Quando o governo anunciou, no final da semana passada, que ia fazer a licitação dentro de apenas dois meses, o ceticismo foi geral. Para a obra ser iniciada é necessário obter o licenciamento ambiental, já em si complexo, e ainda mais complicado porque no vale do Tapajós, entre o Pará e o Mato Grosso, o governo pretende utilizar pela primeira vez o conceito usina-plataforma. Essa nova abordagem dispensaria a construção de uma vila residencial às proximidades do barramento do rio, reduzindo o impacto ecológico e os danos sociais.

À inovação tecnológica, até hoje uma incógnita para quem a acompanha a partir de fora, se agrega outro fator: a resistência até agora manifestada pelos índios, liderados pelos Munduruku.

O presidente da Thymos Energia, João Carlos Mello, disse ao site Canal Energia que o licenciamento “apresentará muitas condicionantes ambientais, o que deverá elevar o custo do projeto”. Mas elogiou a usina de São Luiz, para ele melhor do que a de Belo Monte, no Xingu, porque irá operar com queda d’água e não a fio d’água, com pouco reservatório. Assim, a potência firme será maior do que em Belo Monte, onde a proporção é de 40% em relação à capacidade nominal de geração de energia. No verão, ela perde potência.

O pedido de licenciamento prévio da hidrelétrica do Tapajós foi protocolado no Ibama no final de julho. Para que a licitação pudesse ser feita em 15 de dezembro, o licenciamento ambiental teria que ser aprovado até 15 de novembro, um mês antes de sair o edital da concorrência pública para a usina. A mesma solicitação para Belo Monte a apresentada em março de 2009. O documento foi expedido pelo Ibama quase um ano depois, em fevereiro de 2010.

Por que tanta pressa no caso de Tapajós? Talvez fosse uma tentativa de criar um fato consumado na eventualidade de Marina Silva ser eleita presidente da república. Como ministra do meio ambiente de Lula, Marina foi contrária não apenas aos projetos hidrelétricos, mas, em especial, contra sua tramitação acelerada pela instância ambiental do governo. Como presidente, ela poderia vir a mudar completamente o encaminhamento da hidrelétrica de São Luiz.
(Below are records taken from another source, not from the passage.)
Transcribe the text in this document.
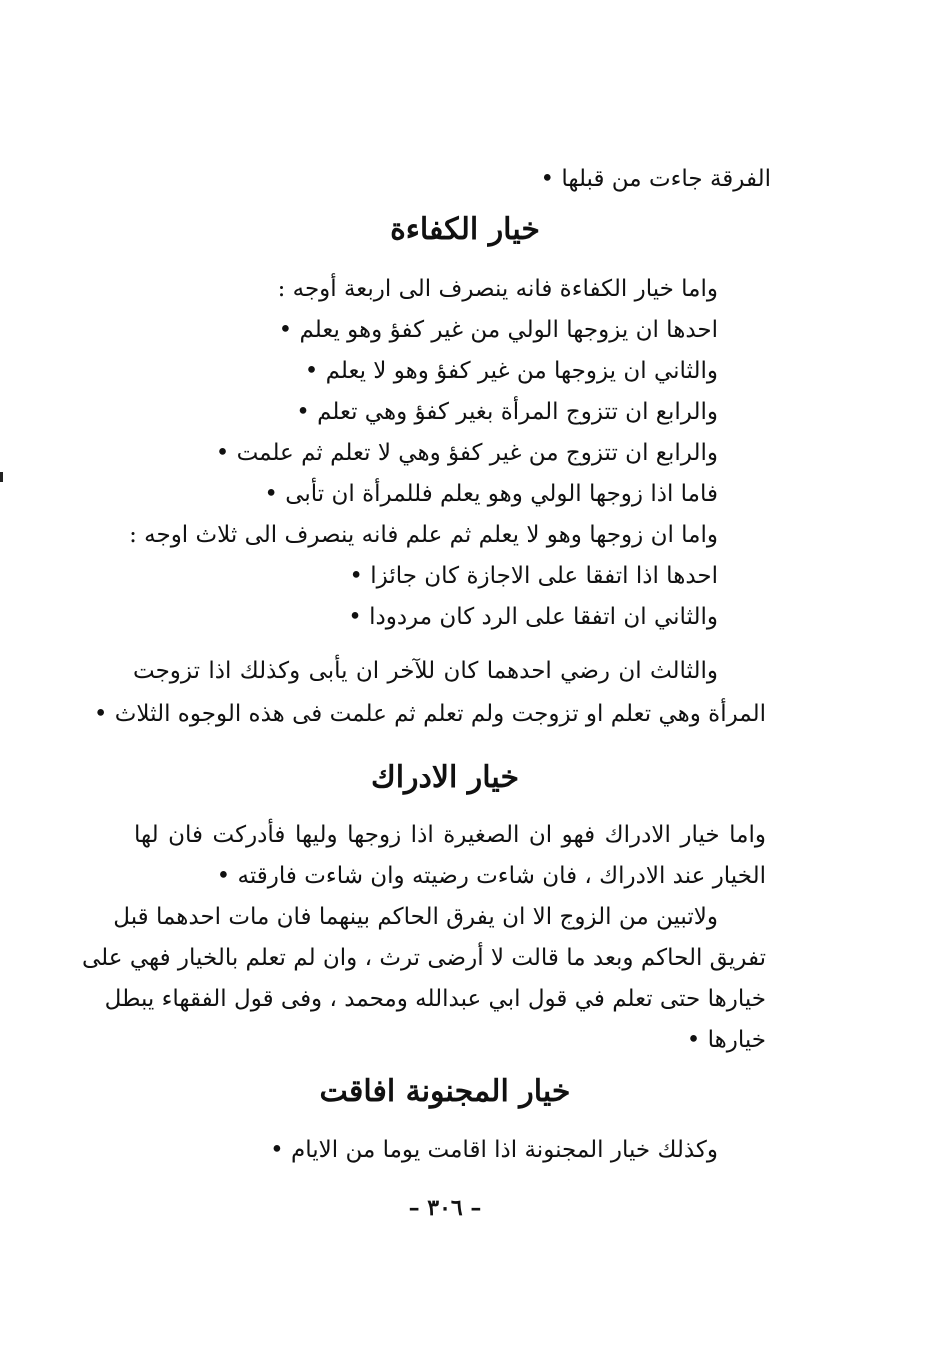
الفرقة جاءت من قبلها •
خيار الكفاءة
واما خيار الكفاءة فانه ينصرف الى اربعة أوجه :
احدها ان يزوجها الولي من غير كفؤ وهو يعلم •
والثاني ان يزوجها من غير كفؤ وهو لا يعلم •
والرابع ان تتزوج المرأة بغير كفؤ وهي تعلم •
والرابع ان تتزوج من غير كفؤ وهي لا تعلم ثم علمت •
فاما اذا زوجها الولي وهو يعلم فللمرأة ان تأبى •
واما ان زوجها وهو لا يعلم ثم علم فانه ينصرف الى ثلاث اوجه :
احدها اذا اتفقا على الاجازة كان جائزا •
والثاني ان اتفقا على الرد كان مردودا •
والثالث ان رضي احدهما كان للآخر ان يأبى وكذلك اذا تزوجت
المرأة وهي تعلم او تزوجت ولم تعلم ثم علمت فى هذه الوجوه الثلاث •
خيار الادراك
واما خيار الادراك فهو ان الصغيرة اذا زوجها وليها فأدركت فان لها
الخيار عند الادراك ، فان شاءت رضيته وان شاءت فارقته •
ولاتبين من الزوج الا ان يفرق الحاكم بينهما فان مات احدهما قبل
تفريق الحاكم وبعد ما قالت لا أرضى ترث ، وان لم تعلم بالخيار فهي على
خيارها حتى تعلم في قول ابي عبدالله ومحمد ، وفى قول الفقهاء يبطل
خيارها •
خيار المجنونة افاقت
وكذلك خيار المجنونة اذا اقامت يوما من الايام •
– ٣٠٦ –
Se foi esse objetivo, seus patrocinadores tiveram que se render à evidência de que o licenciamento não sairia em tempo. E, se saísse, o preço a pagar por essa tramitação em marcha batida podia vir a ser muito alto, expondo o projeto a mais críticas do que as já expostas. Daí o recuo. O desfecho provisório é o melhor para todos. O projeto tem magnitude que recomenda mais parcimônia no uso do tempo – e, também, do poder de criar fatos consumados à custa da razão.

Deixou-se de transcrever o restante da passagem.